Day recalls one of the early Time gigs, at a Detroit nightclub: "That was the first time that women, like, rushed the stage. Whether management paid for it or not, I don't know. But we were doing a show, and all of a sudden, about 20 women just hopped up ... and were at the bottom {of the stage} partying. And I was like, 'Yeah, that was cool.' But when I think back, you know, these 20 women just kind of came out of nowhere -- " His voice reveals suspicion, even as he smiles. Then, what the hell. "We made it happen on our own merit after that anyway."

Although the Time was conceived as Day's band, and he got producer's credit on the albums, the enterprise was rigorously controlled by Prince. When Jam and Lewis missed a gig because they were snowbound in Atlanta (where they'd been doing some freelance production work), Prince fired them. And he made the rest of the Time go on with the show, despite Day's objections. "If we didn't, the fine was like $20,000," Day remembers. "Prince kept threatening me, saying, 'And you're gonna have to pay it. So y'all better just put something together and go onstage.' ...

"I knew that what {Jam and Lewis} did wasn't necessarily cool, because they left us hanging," he says. But "I really didn't want to see them put out of the group, because they were friends of mine. So I took that kind of hard."

But he stayed around, through the filming of "Purple Rain" and the recording of the third Time album, "Ice Cream Castle." "I was like a company man," he says. "And I was going to stick with it," provided Prince and his then-managers let him write and produce a solo album.

And here's where Day ultimately fell out with Prince.

Day says he met with Prince's managers, played them some of his material, and they told him a solo album was workable -- as long as it was "executive-produced by Prince." "I knew what that meant," Day says. "So I was like, 'No, that's not what I want. Either I do it myself, or I don't hang out.' They called me on that."
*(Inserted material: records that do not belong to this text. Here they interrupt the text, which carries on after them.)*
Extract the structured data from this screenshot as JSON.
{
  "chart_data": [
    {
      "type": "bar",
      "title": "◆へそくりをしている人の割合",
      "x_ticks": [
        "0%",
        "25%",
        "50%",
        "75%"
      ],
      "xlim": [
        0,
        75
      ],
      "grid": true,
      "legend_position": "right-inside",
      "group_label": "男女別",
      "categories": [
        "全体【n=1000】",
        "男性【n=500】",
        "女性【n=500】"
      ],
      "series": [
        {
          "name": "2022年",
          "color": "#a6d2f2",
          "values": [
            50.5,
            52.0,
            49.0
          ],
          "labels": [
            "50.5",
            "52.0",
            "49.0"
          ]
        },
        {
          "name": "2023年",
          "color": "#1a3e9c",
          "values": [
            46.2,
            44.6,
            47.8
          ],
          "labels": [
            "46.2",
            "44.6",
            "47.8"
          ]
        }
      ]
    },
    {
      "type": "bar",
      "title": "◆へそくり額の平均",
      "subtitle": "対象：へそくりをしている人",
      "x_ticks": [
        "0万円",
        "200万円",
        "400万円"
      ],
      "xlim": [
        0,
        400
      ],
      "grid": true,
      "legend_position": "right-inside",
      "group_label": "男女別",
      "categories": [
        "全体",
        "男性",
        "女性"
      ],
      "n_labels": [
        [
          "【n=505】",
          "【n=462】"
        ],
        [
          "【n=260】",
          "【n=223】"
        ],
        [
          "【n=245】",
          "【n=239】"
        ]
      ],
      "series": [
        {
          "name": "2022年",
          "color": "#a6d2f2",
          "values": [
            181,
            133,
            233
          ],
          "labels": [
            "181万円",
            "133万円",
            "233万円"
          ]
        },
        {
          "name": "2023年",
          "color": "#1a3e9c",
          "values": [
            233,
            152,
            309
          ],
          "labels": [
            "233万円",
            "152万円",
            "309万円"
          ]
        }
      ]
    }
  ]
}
The last straw was when "Ice Cream Castle" came out. According to Day, it was supposed to have been labeled "Morris Day and the Time." "When it was printed up 'The Time,' I said it's time for me to go.

"See, it's not that I was getting the big head," he explains. "But the band was no longer in its original form. It had turned into a rock-and-roll motel. We had these kids coming in {to replace Jam and Lewis}. So I said, 'There has to be room for me to rise above this and grow into my own thing.' And that wasn't happening."
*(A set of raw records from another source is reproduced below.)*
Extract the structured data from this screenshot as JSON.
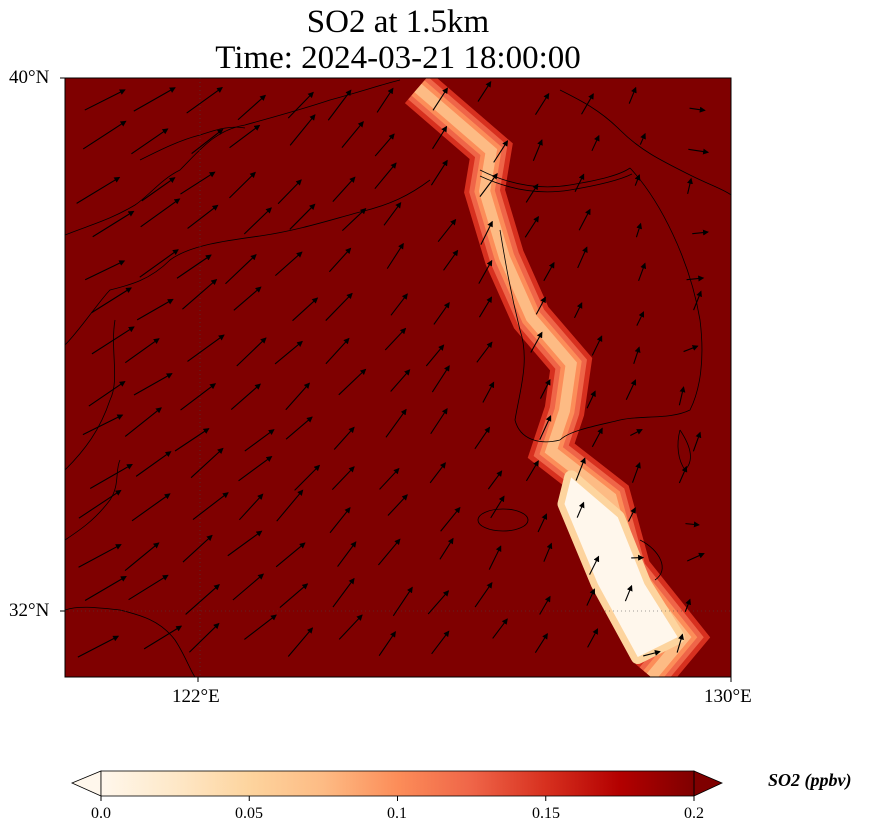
{
  "chart_data": {
    "type": "heatmap",
    "title_line1": "SO2 at 1.5km",
    "title_line2": "Time: 2024-03-21 18:00:00",
    "lon_range": [
      120,
      130
    ],
    "lat_range": [
      31,
      40
    ],
    "x_ticks": [
      {
        "value": 122,
        "label": "122°E"
      },
      {
        "value": 130,
        "label": "130°E"
      }
    ],
    "y_ticks": [
      {
        "value": 40,
        "label": "40°N"
      },
      {
        "value": 32,
        "label": "32°N"
      }
    ],
    "colorbar": {
      "label": "SO2 (ppbv)",
      "range": [
        0,
        0.2
      ],
      "extend": "both",
      "ticks": [
        {
          "value": 0,
          "label": "0.0"
        },
        {
          "value": 0.05,
          "label": "0.05"
        },
        {
          "value": 0.1,
          "label": "0.1"
        },
        {
          "value": 0.15,
          "label": "0.15"
        },
        {
          "value": 0.2,
          "label": "0.2"
        }
      ],
      "colors": [
        "#fff7ec",
        "#fee8c8",
        "#fdd49e",
        "#fdbb84",
        "#fc8d59",
        "#ef6548",
        "#d7301f",
        "#b30000",
        "#7f0000"
      ]
    },
    "background_value": 0.2,
    "plume_path_lonlat": [
      [
        125.3,
        39.85
      ],
      [
        126.4,
        38.9
      ],
      [
        126.3,
        38.3
      ],
      [
        126.6,
        37.3
      ],
      [
        127.0,
        36.4
      ],
      [
        127.6,
        35.7
      ],
      [
        127.5,
        35.0
      ],
      [
        127.3,
        34.4
      ],
      [
        128.2,
        33.7
      ],
      [
        128.5,
        32.6
      ],
      [
        129.3,
        31.6
      ],
      [
        128.8,
        31.0
      ]
    ],
    "white_core_lonlat": [
      [
        127.6,
        34.0
      ],
      [
        128.3,
        33.4
      ],
      [
        128.7,
        32.4
      ],
      [
        129.2,
        31.6
      ],
      [
        128.6,
        31.3
      ],
      [
        128.0,
        32.4
      ],
      [
        127.5,
        33.6
      ]
    ],
    "wind_vectors": "quiver field, predominantly southwesterly (toward NE)"
  }
}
Day says Prince's managers even gave him a hard time when he decided, around Christmas of '83, to move from snowy Minneapolis to warm, beachy L.A., where he still lives with his wife, Judi -- a back-up singer -- and his four kids. (A spokeswoman for Paisley Park Enterprises, Prince's current business entity, declined to comment about Day's history with him.)
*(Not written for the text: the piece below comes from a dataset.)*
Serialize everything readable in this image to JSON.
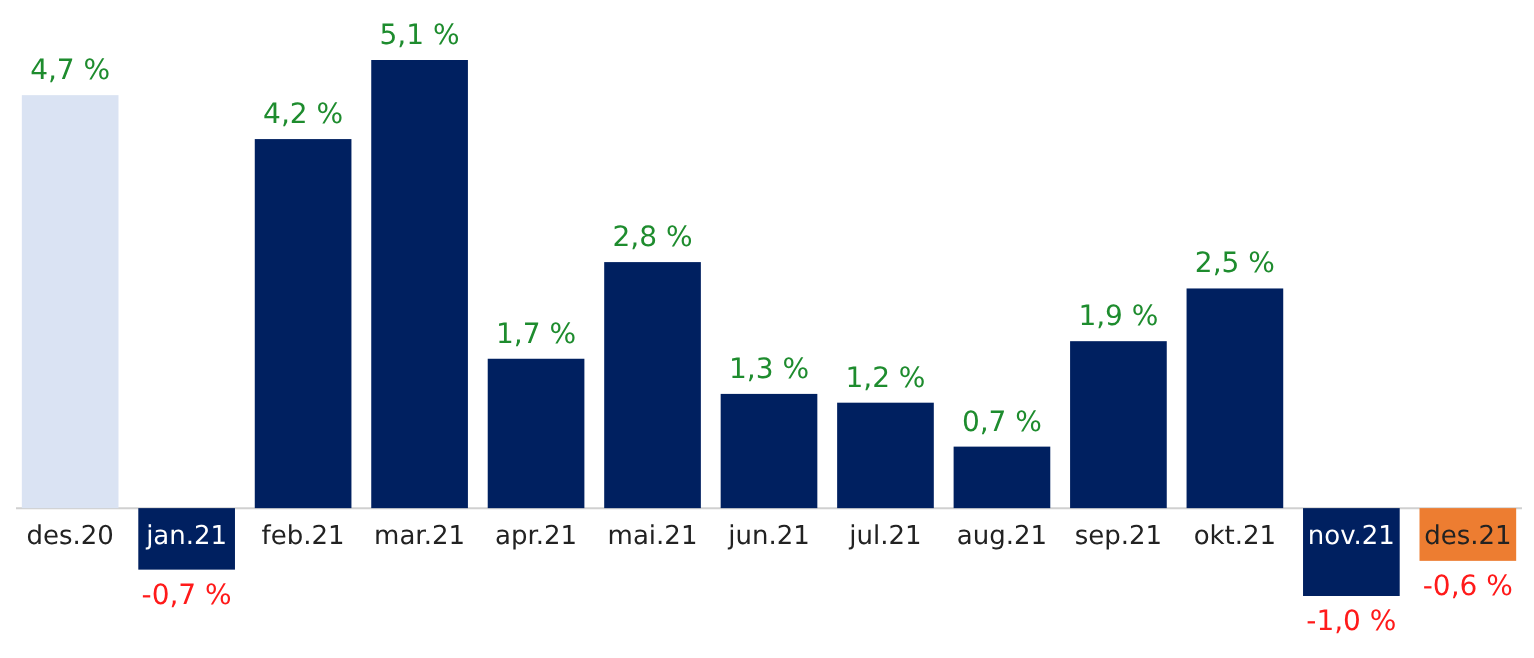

Of Prince, Day says: "You know, he's a good friend, and he's a real talented musician. One of the best. But the control factor was definitely an overpowering factor. When you feel like your wings have grown to the point where you can fly on your own, you're definitely going to get the hell out of Dodge."

'Hit Me'

"Gimme Whatcha Got," the first single off Day's new album, was written and produced by Bernard Belle, a 26-year-old comer recruited late in the game by Warner Bros. executive Karen Jones to give the project "a street edge and a more hip appeal." It died within weeks.

But just when you're figuring that time has indeed passed him by, Day turns up on "The Tonight Show." "The epitome of show biz," Jay Leno said of him -- twice -- in affectionate overstatement. The performance itself wasn't any big knockout, with Day in a sharp white suit, talking the new talk ("M.D.'s in the house!"), a pair of miniskirted lovelies flanking him (and later obliging his famous demand: "Somebody bring me a mirror") and three fist-pumping young brothers singing out the chorus.

The finale, however, was vintage "Maw-iss":

The band was stretching out its last note as Day walked over to Leno's desk, a portable phone in hand. As the applause died down, Day placed a call and took a seat. Cut to the keyboard player, who picked up his phone and said, real businesslike, "Yeah, whassup?"

With legs crossed and lips pursed, Day told him: "Hit me."

Then -- WHAM! -- the band came in with one more extended blast of end music.